Abbot Marmaduke
Bradley and the thirty monks of the community, who were all priests,
each received a pension upon their suppression
of the abbey. Bradley, in fact, did extremely well
and received a considerable
sum of £100. In addition he received £22 annually from
the prebend of Thorpe, in Ripon Minster, where he resided, and £19
each year from the hospital of St Mary in Ripon, of which he
was master. Accordingly, Bradley could afford to live well and
continue to enjoy
the good living he had come to expect as abbot of Fountains.

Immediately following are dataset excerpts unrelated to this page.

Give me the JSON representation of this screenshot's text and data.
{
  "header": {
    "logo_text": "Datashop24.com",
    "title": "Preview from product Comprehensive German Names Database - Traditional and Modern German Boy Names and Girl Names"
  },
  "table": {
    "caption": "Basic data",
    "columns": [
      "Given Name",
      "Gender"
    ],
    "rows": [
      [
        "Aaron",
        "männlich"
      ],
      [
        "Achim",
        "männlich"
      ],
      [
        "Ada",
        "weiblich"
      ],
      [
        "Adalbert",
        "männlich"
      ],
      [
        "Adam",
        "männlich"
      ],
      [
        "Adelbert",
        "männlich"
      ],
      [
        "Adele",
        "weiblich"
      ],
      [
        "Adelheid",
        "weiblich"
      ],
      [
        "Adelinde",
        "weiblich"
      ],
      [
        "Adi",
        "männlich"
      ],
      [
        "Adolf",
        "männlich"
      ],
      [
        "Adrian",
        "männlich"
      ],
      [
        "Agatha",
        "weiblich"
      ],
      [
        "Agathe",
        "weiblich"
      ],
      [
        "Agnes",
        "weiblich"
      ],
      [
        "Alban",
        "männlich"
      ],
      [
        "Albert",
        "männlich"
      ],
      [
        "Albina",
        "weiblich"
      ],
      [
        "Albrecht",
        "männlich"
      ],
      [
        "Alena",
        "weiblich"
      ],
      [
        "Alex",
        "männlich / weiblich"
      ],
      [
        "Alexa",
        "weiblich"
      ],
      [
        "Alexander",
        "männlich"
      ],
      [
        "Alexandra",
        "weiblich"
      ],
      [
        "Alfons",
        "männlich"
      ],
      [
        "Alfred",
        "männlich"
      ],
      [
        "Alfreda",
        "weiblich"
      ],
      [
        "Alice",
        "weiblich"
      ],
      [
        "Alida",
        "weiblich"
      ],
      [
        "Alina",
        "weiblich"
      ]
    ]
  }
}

Such was his financial situation that in 1546 he was able to
lend the Crown £80.(137) Most
of the former monks of Fountains probably went on to officiate
as chantry priests or curates. John Young, for example, was curate
of Skidby,
Anthony Kendall of Kilnwick and Edmund Lowde may have officiated
as curate of Bubwith. Christopher Jeynkinson was a priest of
Magdalene’s
chantry, in Ripon, and William Hobson may have been a chantry
priest at Knaresborough. Thomas Dixon was perhaps vicar of Hampsthwaite,
Matthew
Morland may have been rector of Temsford, in Bedfordshire, and
Gavin Stock held the livings of Wiggenhall, Norfolk, and Rickinghall
Superior,
Suffolk.(138)
Surviving wills suggest that some former members of
the Fountains community maintained links with their fellow brethren or,
at least, did not forget them in their final testimony. Christopher Jeynkyson’s
will named four former monks of Fountains, each of whom was left either
ten shillings or six shillings and eightpence to pray for his soul and
that of his master; one of these beneficiaries, Marmaduke Jenkynson,
may have been a relative. Christopher also left a silver calyx to Studley
Royal.(139) Thomas Greenwood witnessed the
will of his former brother, Marmaduke Jenkynson, and Christopher Jenkynson
was made an executor of Marmaduke Bradley’s will in 1553.(140)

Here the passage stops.